Derrick wondered if Nick ever noticed the scar if it gives him shivers the same way it did him. There were certain things that Nick could give to Derrick’s wife. There were somethings that were only ever going to be between Derrick and Catlin.
Catlin asks if they can talk. Derrick let out a sigh, “Forward” he said to Nick. Nick obliged him. The images speed up. Through the talking, which goes on for quite a while and through a cab journey. Time slows and resumes normal speed in a cinema. His hand reaches down and picks up a hand full of popcorn and shovels it into his mouth.
“Salted?” Derrick tastes it, “Why am I eating salted?” “Ladies choice,” Nick said, although he is only inches away his voice is that of a disembodied ghost in his head. Did Nick eat salted deliberately Derrick wondered. “What the hell am I watching”, Derrick demanded.
The film has subtitles, there is no way Derrick would ever watch this kind of thing by choice. Catlin loved this kind of film. Due to strict anti-piracy laws concerning surries Derrick could never see top-tier blockbusters. Derrick could never see what he wanted.
Derrick becomes impatient, “Give me a breakdown.” “Croatian, first time director. Has a rawness that comes through in the camera work. The minimal story doesn’t quite adhere to logic. There are several strong vignettes that deal with life after a war”. Nick said. “Any tits?” Derrick asked. “No,” “Forward”.
The images speed up again.
Derrick is sitting with Catlin in a restaurant, food in front of him. A fork in his hand delivers the meat to his mouth.
Sensors in the Emphatic fire up taste synapses. It’s a sweet chicken dish causing Derrick’s mouth back in the cafe to salivate. An inferno ignites in Derrick’s mouth. “What the hell is this?” “Chicken Jaljal” “My brain is going to make my IBS flare up, you know that right, my brain is stupid like that”, Derrick said.
First salted popcorn, now spicy food. Nick was doing this deliberately. Nick was messing with him. “Derrick, Derrick?” comes a voice from somewhere out of eye line. A man stands at the table, hand thrust out, Bill Carthage. “Great to see you here Derrick, Catlin. Derrick have you got a chance to review those forms?” “Did I get them?” Derrick asked Nick back in the cafe. “You never gave me anything to say.” In the restaurant, there is silence. “Take your time sure and get back to me on that,” Bill says, he walks away, returning to a table to sit on his own.
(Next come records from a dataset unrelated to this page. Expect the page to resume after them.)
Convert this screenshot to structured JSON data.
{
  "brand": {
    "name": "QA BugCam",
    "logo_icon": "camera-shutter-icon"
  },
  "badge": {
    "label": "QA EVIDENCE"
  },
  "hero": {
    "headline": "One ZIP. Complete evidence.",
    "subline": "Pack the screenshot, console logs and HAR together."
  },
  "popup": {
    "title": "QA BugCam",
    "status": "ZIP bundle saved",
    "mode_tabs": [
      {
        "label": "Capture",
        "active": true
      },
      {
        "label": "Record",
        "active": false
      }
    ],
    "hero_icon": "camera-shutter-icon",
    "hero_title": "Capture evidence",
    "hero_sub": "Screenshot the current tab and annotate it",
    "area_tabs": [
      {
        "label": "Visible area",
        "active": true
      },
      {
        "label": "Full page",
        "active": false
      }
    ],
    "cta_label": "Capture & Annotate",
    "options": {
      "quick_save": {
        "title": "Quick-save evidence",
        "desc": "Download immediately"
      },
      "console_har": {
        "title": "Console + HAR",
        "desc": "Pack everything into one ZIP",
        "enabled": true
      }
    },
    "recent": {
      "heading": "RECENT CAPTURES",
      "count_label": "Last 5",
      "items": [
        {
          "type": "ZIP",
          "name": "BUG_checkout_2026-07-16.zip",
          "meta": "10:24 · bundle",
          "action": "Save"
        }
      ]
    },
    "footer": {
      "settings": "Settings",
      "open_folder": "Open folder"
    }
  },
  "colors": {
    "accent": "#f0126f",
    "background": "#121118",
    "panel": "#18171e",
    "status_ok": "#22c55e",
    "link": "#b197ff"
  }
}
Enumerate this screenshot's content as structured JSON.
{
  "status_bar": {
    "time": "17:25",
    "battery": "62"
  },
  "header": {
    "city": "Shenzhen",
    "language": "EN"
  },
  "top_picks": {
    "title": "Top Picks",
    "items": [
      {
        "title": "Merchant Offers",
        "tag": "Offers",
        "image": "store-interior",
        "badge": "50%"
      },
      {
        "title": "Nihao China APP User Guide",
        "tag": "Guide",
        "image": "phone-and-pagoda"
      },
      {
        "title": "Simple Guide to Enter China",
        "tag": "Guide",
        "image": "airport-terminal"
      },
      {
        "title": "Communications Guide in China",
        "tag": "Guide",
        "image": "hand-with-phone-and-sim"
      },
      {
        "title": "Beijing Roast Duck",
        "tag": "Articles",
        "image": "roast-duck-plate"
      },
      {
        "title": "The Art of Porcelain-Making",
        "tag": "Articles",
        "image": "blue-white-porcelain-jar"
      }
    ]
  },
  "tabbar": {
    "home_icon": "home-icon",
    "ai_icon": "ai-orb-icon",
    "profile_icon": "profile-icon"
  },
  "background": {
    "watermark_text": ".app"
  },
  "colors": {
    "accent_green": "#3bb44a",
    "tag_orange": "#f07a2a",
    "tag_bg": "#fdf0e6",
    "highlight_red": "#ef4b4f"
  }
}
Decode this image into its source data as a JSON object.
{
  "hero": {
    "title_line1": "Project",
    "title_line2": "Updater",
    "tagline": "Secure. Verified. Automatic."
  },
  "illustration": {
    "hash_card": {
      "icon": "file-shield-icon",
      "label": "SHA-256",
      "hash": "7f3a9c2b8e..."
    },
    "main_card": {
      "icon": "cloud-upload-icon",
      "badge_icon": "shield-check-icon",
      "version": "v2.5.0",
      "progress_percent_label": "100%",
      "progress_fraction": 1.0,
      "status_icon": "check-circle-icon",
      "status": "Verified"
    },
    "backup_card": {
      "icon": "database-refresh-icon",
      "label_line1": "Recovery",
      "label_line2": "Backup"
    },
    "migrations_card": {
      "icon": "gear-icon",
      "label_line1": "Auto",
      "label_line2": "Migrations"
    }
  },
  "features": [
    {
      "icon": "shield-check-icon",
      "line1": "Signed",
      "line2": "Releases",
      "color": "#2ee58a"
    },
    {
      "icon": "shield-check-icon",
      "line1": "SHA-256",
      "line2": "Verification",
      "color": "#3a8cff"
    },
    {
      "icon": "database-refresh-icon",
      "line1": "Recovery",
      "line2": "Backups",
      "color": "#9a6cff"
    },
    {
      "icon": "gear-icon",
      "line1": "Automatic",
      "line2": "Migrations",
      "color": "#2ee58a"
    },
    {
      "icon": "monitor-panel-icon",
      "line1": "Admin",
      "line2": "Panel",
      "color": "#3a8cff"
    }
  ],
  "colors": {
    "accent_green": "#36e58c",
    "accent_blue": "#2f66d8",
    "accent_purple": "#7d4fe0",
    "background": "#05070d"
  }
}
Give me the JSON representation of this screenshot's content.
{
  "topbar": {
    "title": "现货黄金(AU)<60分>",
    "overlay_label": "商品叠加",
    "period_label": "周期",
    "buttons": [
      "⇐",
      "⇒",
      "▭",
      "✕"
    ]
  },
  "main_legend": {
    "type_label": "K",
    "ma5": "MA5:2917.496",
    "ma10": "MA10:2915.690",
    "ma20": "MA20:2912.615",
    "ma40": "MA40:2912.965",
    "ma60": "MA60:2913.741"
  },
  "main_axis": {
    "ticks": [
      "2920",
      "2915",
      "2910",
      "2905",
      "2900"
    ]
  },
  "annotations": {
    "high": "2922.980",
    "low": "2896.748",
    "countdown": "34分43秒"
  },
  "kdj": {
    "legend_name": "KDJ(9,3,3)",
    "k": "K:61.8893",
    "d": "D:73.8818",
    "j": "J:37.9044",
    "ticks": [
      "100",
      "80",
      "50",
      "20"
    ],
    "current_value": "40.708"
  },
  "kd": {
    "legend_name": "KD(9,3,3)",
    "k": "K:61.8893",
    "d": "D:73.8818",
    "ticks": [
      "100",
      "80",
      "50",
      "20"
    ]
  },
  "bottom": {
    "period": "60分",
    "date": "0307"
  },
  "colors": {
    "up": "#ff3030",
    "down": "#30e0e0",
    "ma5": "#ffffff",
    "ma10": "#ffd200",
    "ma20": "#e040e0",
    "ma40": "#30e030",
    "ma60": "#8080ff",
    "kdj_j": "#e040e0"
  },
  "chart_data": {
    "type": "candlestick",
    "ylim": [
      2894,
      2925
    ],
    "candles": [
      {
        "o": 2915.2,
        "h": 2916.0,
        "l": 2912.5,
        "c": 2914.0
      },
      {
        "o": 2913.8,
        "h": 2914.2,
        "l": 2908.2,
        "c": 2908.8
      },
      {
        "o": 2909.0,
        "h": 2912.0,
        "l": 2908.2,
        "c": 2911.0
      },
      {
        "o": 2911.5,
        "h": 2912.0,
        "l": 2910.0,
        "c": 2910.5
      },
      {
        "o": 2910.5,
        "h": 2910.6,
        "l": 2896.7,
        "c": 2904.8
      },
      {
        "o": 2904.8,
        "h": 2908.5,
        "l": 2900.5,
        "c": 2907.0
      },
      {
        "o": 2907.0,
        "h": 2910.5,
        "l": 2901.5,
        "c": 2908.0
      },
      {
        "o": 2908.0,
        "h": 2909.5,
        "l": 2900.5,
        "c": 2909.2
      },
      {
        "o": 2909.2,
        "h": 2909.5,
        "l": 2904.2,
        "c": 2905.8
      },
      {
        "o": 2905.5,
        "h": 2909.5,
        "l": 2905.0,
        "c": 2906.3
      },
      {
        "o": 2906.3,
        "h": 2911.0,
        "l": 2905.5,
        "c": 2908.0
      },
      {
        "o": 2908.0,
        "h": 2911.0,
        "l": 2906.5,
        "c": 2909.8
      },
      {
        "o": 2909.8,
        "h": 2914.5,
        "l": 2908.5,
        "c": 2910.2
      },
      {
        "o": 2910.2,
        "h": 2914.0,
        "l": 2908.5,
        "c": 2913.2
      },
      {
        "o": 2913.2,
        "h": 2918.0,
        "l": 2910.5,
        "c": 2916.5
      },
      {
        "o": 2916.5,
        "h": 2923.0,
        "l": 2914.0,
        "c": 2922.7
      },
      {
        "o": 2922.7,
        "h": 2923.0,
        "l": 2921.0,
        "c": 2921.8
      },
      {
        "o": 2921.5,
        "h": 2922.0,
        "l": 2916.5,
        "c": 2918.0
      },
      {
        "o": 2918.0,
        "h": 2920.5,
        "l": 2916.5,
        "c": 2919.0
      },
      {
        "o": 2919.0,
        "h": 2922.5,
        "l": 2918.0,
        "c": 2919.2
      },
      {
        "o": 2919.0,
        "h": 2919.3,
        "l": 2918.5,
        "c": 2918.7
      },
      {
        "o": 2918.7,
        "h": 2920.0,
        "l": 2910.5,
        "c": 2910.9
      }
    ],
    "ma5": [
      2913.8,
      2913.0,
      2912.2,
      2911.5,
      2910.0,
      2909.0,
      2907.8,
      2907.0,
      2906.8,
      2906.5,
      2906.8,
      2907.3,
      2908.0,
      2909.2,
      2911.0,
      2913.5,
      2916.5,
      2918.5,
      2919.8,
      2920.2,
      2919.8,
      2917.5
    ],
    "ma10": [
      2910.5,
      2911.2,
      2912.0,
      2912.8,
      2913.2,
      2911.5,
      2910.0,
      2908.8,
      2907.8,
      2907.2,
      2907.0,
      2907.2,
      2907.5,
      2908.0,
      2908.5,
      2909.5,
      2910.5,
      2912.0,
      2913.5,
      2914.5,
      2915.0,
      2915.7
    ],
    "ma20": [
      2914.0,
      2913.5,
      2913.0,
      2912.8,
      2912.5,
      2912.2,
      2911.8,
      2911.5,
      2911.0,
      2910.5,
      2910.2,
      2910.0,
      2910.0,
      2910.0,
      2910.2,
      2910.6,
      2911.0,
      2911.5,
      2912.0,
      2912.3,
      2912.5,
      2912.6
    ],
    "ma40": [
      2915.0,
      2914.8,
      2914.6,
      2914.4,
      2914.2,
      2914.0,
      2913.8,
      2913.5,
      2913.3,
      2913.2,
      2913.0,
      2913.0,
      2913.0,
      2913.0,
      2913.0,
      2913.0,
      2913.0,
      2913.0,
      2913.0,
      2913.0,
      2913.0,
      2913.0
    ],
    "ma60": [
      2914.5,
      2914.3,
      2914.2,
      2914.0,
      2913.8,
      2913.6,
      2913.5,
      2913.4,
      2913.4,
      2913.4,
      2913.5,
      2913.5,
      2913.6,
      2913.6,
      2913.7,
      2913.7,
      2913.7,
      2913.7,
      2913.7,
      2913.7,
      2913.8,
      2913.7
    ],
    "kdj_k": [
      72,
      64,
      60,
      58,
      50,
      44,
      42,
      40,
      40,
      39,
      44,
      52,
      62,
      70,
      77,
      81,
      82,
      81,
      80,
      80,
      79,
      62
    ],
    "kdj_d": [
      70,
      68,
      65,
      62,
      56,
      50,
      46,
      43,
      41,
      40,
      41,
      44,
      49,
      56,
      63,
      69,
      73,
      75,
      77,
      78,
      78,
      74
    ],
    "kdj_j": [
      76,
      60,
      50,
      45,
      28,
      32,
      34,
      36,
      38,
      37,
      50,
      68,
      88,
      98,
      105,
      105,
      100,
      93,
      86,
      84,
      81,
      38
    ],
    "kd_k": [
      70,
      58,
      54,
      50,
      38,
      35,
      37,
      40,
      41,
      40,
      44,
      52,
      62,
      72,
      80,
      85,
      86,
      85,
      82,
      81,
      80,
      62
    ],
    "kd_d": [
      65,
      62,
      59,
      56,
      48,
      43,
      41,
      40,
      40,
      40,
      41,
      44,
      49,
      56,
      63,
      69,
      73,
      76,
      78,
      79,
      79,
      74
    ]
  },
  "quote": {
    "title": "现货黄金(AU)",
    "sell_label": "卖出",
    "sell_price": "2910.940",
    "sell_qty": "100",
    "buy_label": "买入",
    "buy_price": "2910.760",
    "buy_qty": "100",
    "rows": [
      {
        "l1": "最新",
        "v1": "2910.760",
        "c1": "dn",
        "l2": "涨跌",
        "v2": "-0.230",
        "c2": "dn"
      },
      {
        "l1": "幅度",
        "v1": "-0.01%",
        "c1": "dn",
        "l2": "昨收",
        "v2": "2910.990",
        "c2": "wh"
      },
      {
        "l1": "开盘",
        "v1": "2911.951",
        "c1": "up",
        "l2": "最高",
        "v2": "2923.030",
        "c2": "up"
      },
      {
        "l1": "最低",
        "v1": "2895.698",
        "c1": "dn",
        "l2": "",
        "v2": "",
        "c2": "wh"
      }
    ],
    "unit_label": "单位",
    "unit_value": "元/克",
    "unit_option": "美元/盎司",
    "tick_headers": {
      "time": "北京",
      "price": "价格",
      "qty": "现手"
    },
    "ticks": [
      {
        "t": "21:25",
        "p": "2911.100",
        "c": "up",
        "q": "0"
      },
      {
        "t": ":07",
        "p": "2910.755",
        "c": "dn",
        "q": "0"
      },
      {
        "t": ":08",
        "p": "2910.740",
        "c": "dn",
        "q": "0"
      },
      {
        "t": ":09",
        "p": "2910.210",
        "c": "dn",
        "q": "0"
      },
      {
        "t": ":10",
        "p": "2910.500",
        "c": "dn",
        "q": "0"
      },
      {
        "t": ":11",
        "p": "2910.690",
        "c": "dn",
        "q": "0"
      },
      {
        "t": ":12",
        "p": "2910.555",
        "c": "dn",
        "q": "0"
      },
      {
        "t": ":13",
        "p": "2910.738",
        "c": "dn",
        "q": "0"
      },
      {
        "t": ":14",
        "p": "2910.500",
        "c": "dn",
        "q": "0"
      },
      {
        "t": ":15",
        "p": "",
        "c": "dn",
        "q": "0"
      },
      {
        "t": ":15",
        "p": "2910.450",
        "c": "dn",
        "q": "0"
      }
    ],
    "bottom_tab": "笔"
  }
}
Derrick smiles, for all his looks, his style and vast wealth Bill seems to have a pretty empty existence. Bill is proof that nice guys finish alone. Catlin spoke, “Derrick can we talk?”. “Does she ever want to do anything else? If I wanted to talk to her, I would make time for her. Let’s skip to the good stuff” Derrick said.
“I have a date,” Derrick said without warning. The waitress set the drink on the table in front of him.
“Sure,” she replied uninterested, unphased and, unlistening. Derrick looked up; an overhead light shone in his eyes. The shine stopped him from reading the name badge. It prevented him from personalizing the interaction any further.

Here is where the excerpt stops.